And this reminds me about another story, I can't find the link but it was something like this:
A game developer was making a game for PlayStation and they were over their memory limit. They were approaching a deadline but couldn't remove anything else from the game to fit it in memory (or disk, I can't remember). So a senior dev came by, changes the code in 1 minute and everything could fit into memory now.
The thing was that at the start of each project, he had declared a variable of 2mb that does nothing, so when every optimisation has been done and it still doesn't fit, he could just remove that variable and free up some more space.

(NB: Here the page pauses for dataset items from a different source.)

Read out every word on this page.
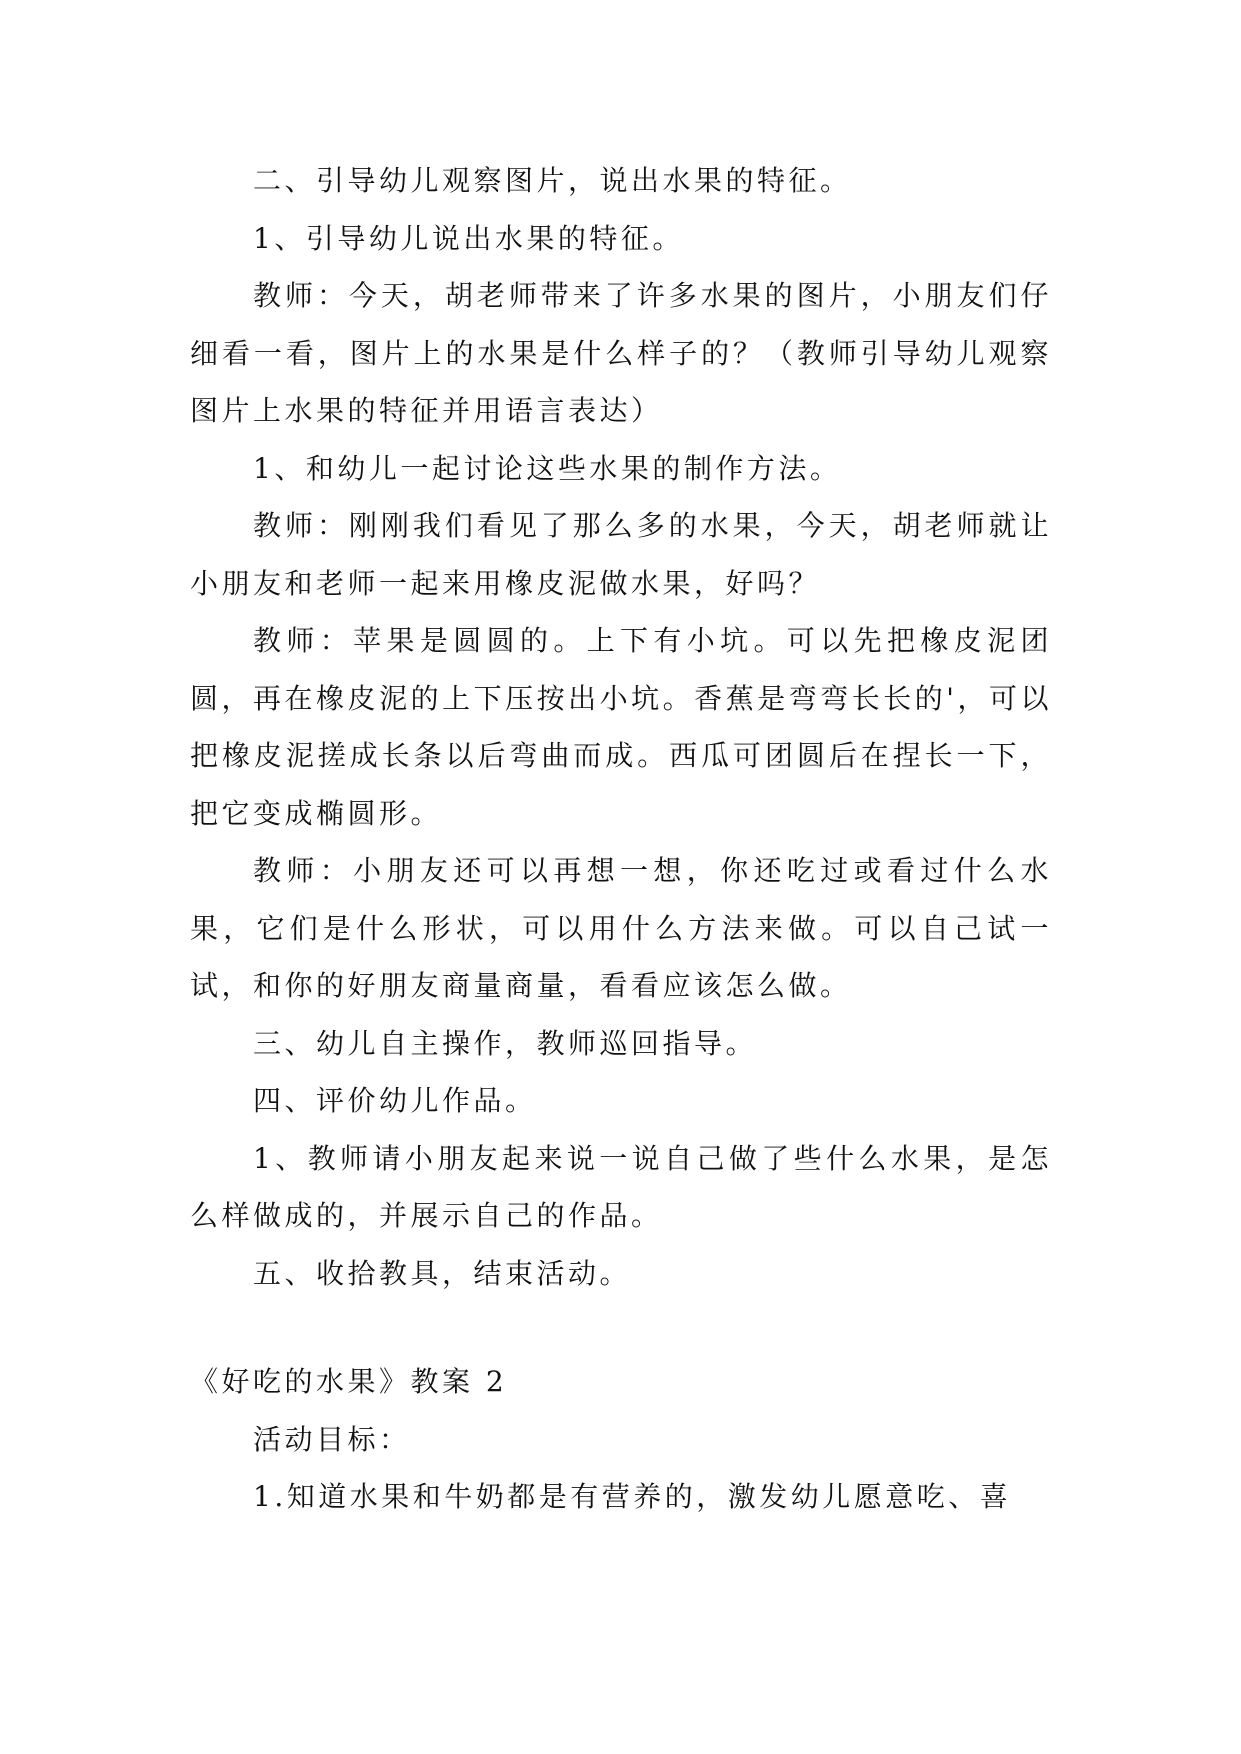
二、引导幼儿观察图片，说出水果的特征。

1、引导幼儿说出水果的特征。

教师：今天，胡老师带来了许多水果的图片，小朋友们仔细看一看，图片上的水果是什么样子的？（教师引导幼儿观察图片上水果的特征并用语言表达）

1、和幼儿一起讨论这些水果的制作方法。

教师：刚刚我们看见了那么多的水果，今天，胡老师就让小朋友和老师一起来用橡皮泥做水果，好吗？

教师：苹果是圆圆的。上下有小坑。可以先把橡皮泥团圆，再在橡皮泥的上下压按出小坑。香蕉是弯弯长长的'，可以把橡皮泥搓成长条以后弯曲而成。西瓜可团圆后在捏长一下，把它变成椭圆形。

教师：小朋友还可以再想一想，你还吃过或看过什么水果，它们是什么形状，可以用什么方法来做。可以自己试一试，和你的好朋友商量商量，看看应该怎么做。

三、幼儿自主操作，教师巡回指导。

四、评价幼儿作品。

1、教师请小朋友起来说一说自己做了些什么水果，是怎么样做成的，并展示自己的作品。

五、收拾教具，结束活动。

《好吃的水果》教案 2

活动目标：

1.知道水果和牛奶都是有营养的，激发幼儿愿意吃、喜
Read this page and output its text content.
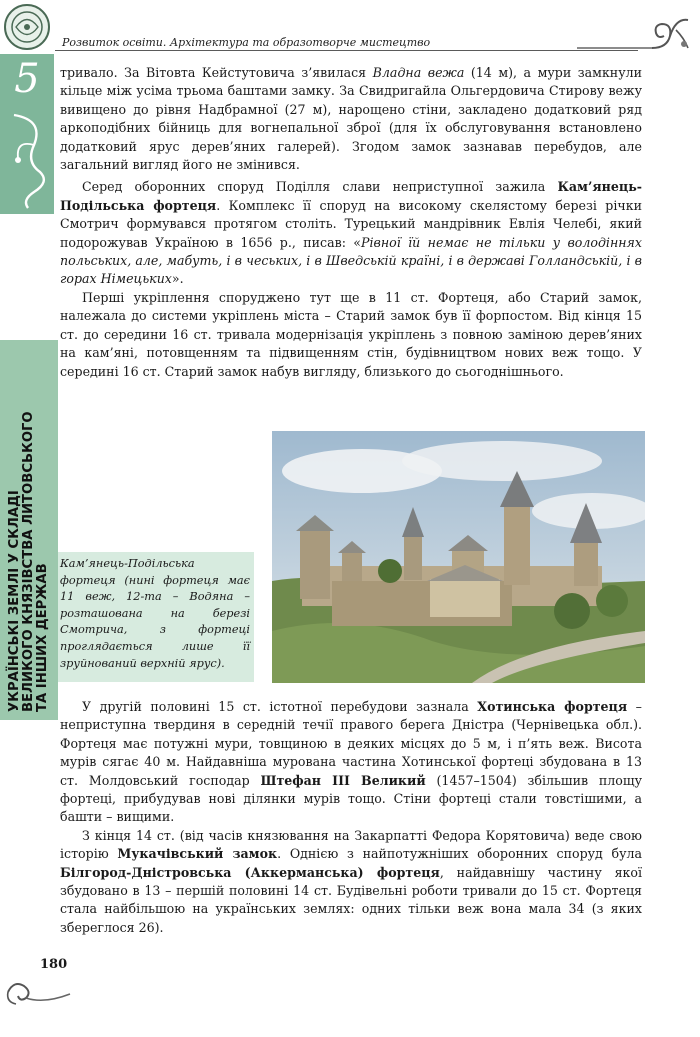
Розвиток освіти. Архітектура та образотворче мистецтво
5
УКРАЇНСЬКІ ЗЕМЛІ У СКЛАДІ ВЕЛИКОГО КНЯЗІВСТВА ЛИТОВСЬКОГО ТА ІНШИХ ДЕРЖАВ

тривало. За Вітовта Кейстутовича з’явилася Владна вежа (14 м), а мури замкнули кільце між усіма трьома баштами замку. За Свидригайла Ольгердовича Стирову вежу вивищено до рівня Надбрамної (27 м), нарощено стіни, закладено додатковий ряд аркоподібних бійниць для вогнепальної зброї (для їх обслуговування встановлено додатковий ярус дерев’яних галерей). Згодом замок зазнавав перебудов, але загальний вигляд його не змінився.

Серед оборонних споруд Поділля слави неприступної зажила Кам’янець-Подільська фортеця. Комплекс її споруд на високому скелястому березі річки Смотрич формувався протягом століть. Турецький мандрівник Евлія Челебі, який подорожував Україною в 1656 р., писав: «Рівної їй немає не тільки у володіннях польських, але, мабуть, і в чеських, і в Шведській країні, і в державі Голландській, і в горах Німецьких».

Перші укріплення споруджено тут ще в 11 ст. Фортеця, або Старий замок, належала до системи укріплень міста – Старий замок був її форпостом. Від кінця 15 ст. до середини 16 ст. тривала модернізація укріплень з повною заміною дерев’яних на кам’яні, потовщенням та підвищенням стін, будівництвом нових веж тощо. У середині 16 ст. Старий замок набув вигляду, близького до сьогоднішнього.

Кам’янець-Подільська фортеця (нині фортеця має 11 веж, 12-та – Водяна – розташована на березі Смотрича, з фортеці проглядається лише її зруйнований верхній ярус).

У другій половині 15 ст. істотної перебудови зазнала Хотинська фортеця – неприступна твердиня в середній течії правого берега Дністра (Чернівецька обл.). Фортеця має потужні мури, товщиною в деяких місцях до 5 м, і п’ять веж. Висота мурів сягає 40 м. Найдавніша мурована частина Хотинської фортеці збудована в 13 ст. Молдовський господар Штефан III Великий (1457–1504) збільшив площу фортеці, прибудував нові ділянки мурів тощо. Стіни фортеці стали товстішими, а башти – вищими.

З кінця 14 ст. (від часів князювання на Закарпатті Федора Корятовича) веде свою історію Мукачівський замок. Однією з найпотужніших оборонних споруд була Білгород-Дністровська (Аккерманська) фортеця, найдавнішу частину якої збудовано в 13 – першій половині 14 ст. Будівельні роботи тривали до 15 ст. Фортеця стала найбільшою на українських землях: одних тільки веж вона мала 34 (з яких збереглося 26).

180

There’s an episode of “Star Trek: the Next Generation” where Scotty, the engineer from the original Shatner Star Trek tells the next-century engineer LaForge that this is how it’s done. You never tell the captain all that you have so you keep something to squeeze at the fatal moment.

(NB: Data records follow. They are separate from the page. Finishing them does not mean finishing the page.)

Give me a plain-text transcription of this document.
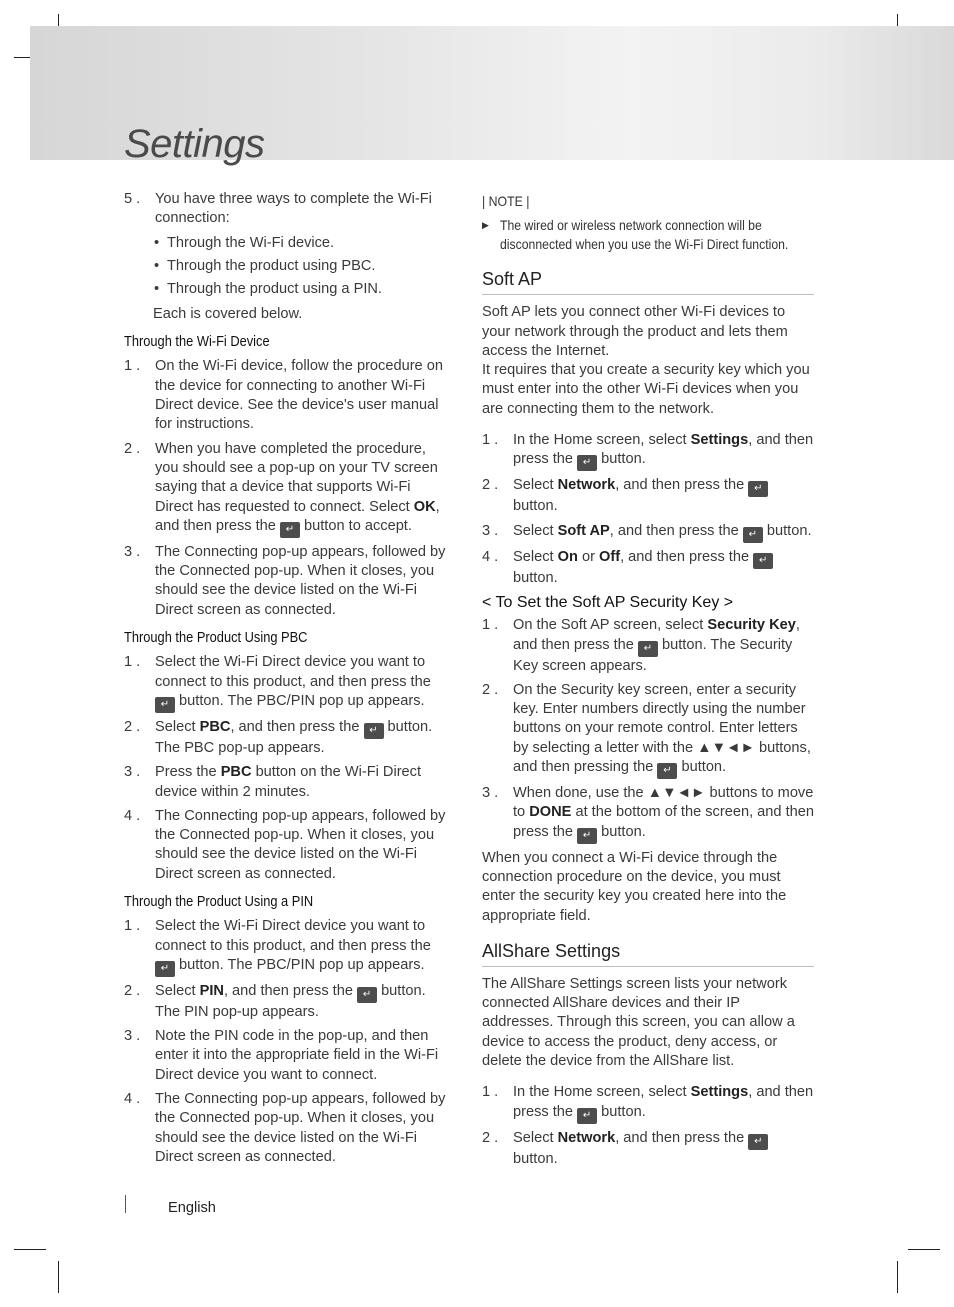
Settings
5 .	You have three ways to complete the Wi-Fi connection:
• Through the Wi-Fi device.
• Through the product using PBC.
• Through the product using a PIN.
Each is covered below.
Through the Wi-Fi Device
1 .	On the Wi-Fi device, follow the procedure on the device for connecting to another Wi-Fi Direct device. See the device's user manual for instructions.
2 .	When you have completed the procedure, you should see a pop-up on your TV screen saying that a device that supports Wi-Fi Direct has requested to connect. Select OK, and then press the ↵ button to accept.
3 .	The Connecting pop-up appears, followed by the Connected pop-up. When it closes, you should see the device listed on the Wi-Fi Direct screen as connected.
Through the Product Using PBC
1 .	Select the Wi-Fi Direct device you want to connect to this product, and then press the ↵ button. The PBC/PIN pop up appears.
2 .	Select PBC, and then press the ↵ button. The PBC pop-up appears.
3 .	Press the PBC button on the Wi-Fi Direct device within 2 minutes.
4 .	The Connecting pop-up appears, followed by the Connected pop-up. When it closes, you should see the device listed on the Wi-Fi Direct screen as connected.
Through the Product Using a PIN
1 .	Select the Wi-Fi Direct device you want to connect to this product, and then press the ↵ button. The PBC/PIN pop up appears.
2 .	Select PIN, and then press the ↵ button. The PIN pop-up appears.
3 .	Note the PIN code in the pop-up, and then enter it into the appropriate field in the Wi-Fi Direct device you want to connect.
4 .	The Connecting pop-up appears, followed by the Connected pop-up. When it closes, you should see the device listed on the Wi-Fi Direct screen as connected.
| NOTE |
▶ The wired or wireless network connection will be
disconnected when you use the Wi-Fi Direct function.
Soft AP
Soft AP lets you connect other Wi-Fi devices to your network through the product and lets them access the Internet.
It requires that you create a security key which you must enter into the other Wi-Fi devices when you are connecting them to the network.
1 .	In the Home screen, select Settings, and then press the ↵ button.
2 .	Select Network, and then press the ↵ button.
3 .	Select Soft AP, and then press the ↵ button.
4 .	Select On or Off, and then press the ↵ button.
< To Set the Soft AP Security Key >
1 .	On the Soft AP screen, select Security Key, and then press the ↵ button. The Security Key screen appears.
2 .	On the Security key screen, enter a security key. Enter numbers directly using the number buttons on your remote control. Enter letters by selecting a letter with the ▲▼◄► buttons, and then pressing the ↵ button.
3 .	When done, use the ▲▼◄► buttons to move to DONE at the bottom of the screen, and then press the ↵ button.
When you connect a Wi-Fi device through the connection procedure on the device, you must enter the security key you created here into the appropriate field.
AllShare Settings
The AllShare Settings screen lists your network connected AllShare devices and their IP addresses. Through this screen, you can allow a device to access the product, deny access, or delete the device from the AllShare list.
1 .	In the Home screen, select Settings, and then press the ↵ button.
2 .	Select Network, and then press the ↵ button.
English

This is sound advice from both technical and nontechnical perspectives. I like to use this middleware in node to inject semi-realistic delays in my mock data: https://github.com/boo1ean/express-delay
A lot of people are building big systems these days and in many cases we have a guess at what is a reasonable amount if time for all of the steps in the process to take if we want an answer in 600 ms.
While your trick makes you look good, setting the times to match the budget might be more honest. And when the app slows down you can blame the people who take 250ms to do their part when we agreed to 100ms.
Really? Our 95th percentile only goes above 1s when we are having problems, and nobody with any power in the company thinks that's good enough. Think about how much hardware capacity you need for a site getting even 100s of requests per second. If you can halve the p95 you can decommission or re-allocate close to half of your servers.
As several other people on HN have pointed out more eloquently, it's the variability that kills you faster than the average throughput.
The 100ms was not about end-user response times, it's referring to internal response times between servers. To make a page in 1 second you can't have 3 different services taking 700ms to respond, even if you can make all three calls in parallel. And if you have to call a bunch sequentially, you need the 75th or even the 95th percentile for those services to be pretty good otherwise your 95th percentile for the entire interaction will be very spiky.
Lesson learned: make demo functions slower on purpose so the real one matches or exceeds it. It's not even deceptive: you're setting realistic expectations instead of giving a false impression.